Those who stepped soon found that these other worlds were empty of human life, ripe for settlement and exploitation, whether it be for heavy industry or an agricultural idyll. The ones closest to Datum became industrialised very quickly, and essential to Datum Earth, but the further ones developed in many ways (and often not successfully). Those closest to Datum were almost identical, but the further from Datum one steps, the more the little changes add up. It is as if you are looking at a statistical spread of how the Earth could have developed.
Furthermore, it turns out that, whilst most people need a Stepper to travel, there have always been a few individuals who could do so naturally; some of the Australian Aborigines, for example, went on far wider Walkabouts than had previously been realised. And whilst only a few humans can naturally step, and most creatures throughout the worlds cannot step at all, some worlds have produced beings that step as naturally as they walk and whose cultures and methods evolved around stepping frequently between worlds. Imagine how useful it is to the hunter, for instance, if on spotting his prey he can close the gap that separates them by stepping to another world, covering the distance undetected, and stepping back right next to it.
In The Long Earth, Joshua Valienté and Lobsang, an artificial intelligence, travelled between the worlds in a prototype vessel called the Mark Twain, a sort of airship with an integrated Stepper. It was created by the Black Corporation, headed by the rarely seen but exceptionally philanthropic Douglas Black. Following the success of the mission, the Black Corporation have steadily improved these craft, now known as twains, and donated them to mankind. As these can step at the rate of one world per second, this has allowed the transport of people and materials to many, very distant worlds. This in turn has had the effect of providing mankind with limitless land and resources, as well as very different ways of looking at life. For example, why go to the trouble and expense of intensive agriculture when you can simply step to nearby worlds where there are more than enough berries to pick? Why farm when all you have to do is gather?
This movement of people to new worlds has had lead to a sizeable drop in the population of Datum Earth and this lack of labour, and especially of tax revenue, has impacted on the Earth’s various governments. In particular, the Datum United States has decided that it is the government of all the worlds, or at least of the equivalent areas of land, and that anyone who has left the Datum has forfeited all their possessions and savings to the government though none-the-less must still pay taxes and obey them. Unsurprisingly this has not gone down well with the settlers of the other worlds and trouble is brewing.
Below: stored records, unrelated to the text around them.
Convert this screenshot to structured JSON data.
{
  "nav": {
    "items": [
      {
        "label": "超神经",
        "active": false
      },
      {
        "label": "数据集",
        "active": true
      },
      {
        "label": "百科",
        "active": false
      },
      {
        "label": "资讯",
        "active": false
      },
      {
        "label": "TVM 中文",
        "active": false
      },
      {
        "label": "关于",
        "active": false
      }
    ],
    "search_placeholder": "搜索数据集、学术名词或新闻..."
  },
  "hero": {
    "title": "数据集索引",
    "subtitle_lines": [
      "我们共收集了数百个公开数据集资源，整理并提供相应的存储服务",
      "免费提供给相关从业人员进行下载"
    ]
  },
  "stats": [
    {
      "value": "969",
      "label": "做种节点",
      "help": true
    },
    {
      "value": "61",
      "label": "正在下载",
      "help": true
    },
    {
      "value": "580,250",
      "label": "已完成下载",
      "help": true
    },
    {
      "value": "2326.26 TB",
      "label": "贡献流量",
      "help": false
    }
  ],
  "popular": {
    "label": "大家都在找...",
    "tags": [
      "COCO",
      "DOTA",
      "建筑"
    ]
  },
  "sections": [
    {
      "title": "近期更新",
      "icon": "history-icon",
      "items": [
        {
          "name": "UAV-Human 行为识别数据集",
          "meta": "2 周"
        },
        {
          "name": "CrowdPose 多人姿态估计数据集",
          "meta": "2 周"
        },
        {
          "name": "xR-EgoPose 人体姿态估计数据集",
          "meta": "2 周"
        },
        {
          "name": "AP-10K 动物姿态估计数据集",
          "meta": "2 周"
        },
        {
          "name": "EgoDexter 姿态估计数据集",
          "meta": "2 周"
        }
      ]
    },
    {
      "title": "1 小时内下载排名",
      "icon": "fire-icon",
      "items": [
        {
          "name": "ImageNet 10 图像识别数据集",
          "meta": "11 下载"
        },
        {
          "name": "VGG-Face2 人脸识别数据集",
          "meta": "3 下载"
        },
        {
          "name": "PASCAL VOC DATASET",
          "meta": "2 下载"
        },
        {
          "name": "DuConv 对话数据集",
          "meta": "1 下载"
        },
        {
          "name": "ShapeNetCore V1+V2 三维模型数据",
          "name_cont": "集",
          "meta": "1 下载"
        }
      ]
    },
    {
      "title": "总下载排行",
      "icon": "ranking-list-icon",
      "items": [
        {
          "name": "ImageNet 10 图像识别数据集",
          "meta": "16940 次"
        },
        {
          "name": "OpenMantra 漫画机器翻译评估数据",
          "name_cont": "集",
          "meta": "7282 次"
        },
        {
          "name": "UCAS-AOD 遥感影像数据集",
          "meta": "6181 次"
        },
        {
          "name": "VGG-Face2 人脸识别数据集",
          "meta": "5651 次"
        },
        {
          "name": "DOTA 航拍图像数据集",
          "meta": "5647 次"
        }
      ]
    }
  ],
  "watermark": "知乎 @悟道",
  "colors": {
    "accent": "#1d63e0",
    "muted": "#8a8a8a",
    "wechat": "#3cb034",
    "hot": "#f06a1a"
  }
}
In particular, Jack Green in the town of Valhalla, on a world nearly one and half million steps away, has started an appeal for liberty, in a move that not only resembles but is deliberately based on the case that the American settlers made against governance from England. Whilst the irony might not be lost on the reader, it is certainly lost on the President of the Datum United States.
Whilst mankind spreads across the Long Earth, some of the more intelligent creatures of those worlds are far from pleased, not that mankind has generally noticed them. Such races include the elf-like kobolds and the dog-like beagles, both of which keep a low profile. The exception are the trolls; large, humanoid creatures that are very pleasant and helpful and seem happy to provide mankind with labour across the Long Earth.
Then, on a world two million steps away, a researcher pushes a troll too far and his cruelty is captured on video. Before long the recording has spread across the Long Earth and there is righteous indignation from many, whilst others simply regard it as an OK way to treat a pack animal. But the trolls have a hive mind and vote with their feet; they can step naturally and so they simply start to disappear to some other Earth - and that spells Bad News for those that rely on their efforts. Meanwhile, Sally Lindsay arrives in the small town of Hell-Knows-Where, home to Joshua Valienté and his wife Helen. Sally is intent on saving the trolls and is determined that Joshua will help her, even though that means dragging his family the million steps back to Datum Earth. And so Joshua and his friend Bill find themselves stepping between many worlds in a twain lent to them specially by the Black Corporation, trying to get a grip on what is happening and how it can be put right.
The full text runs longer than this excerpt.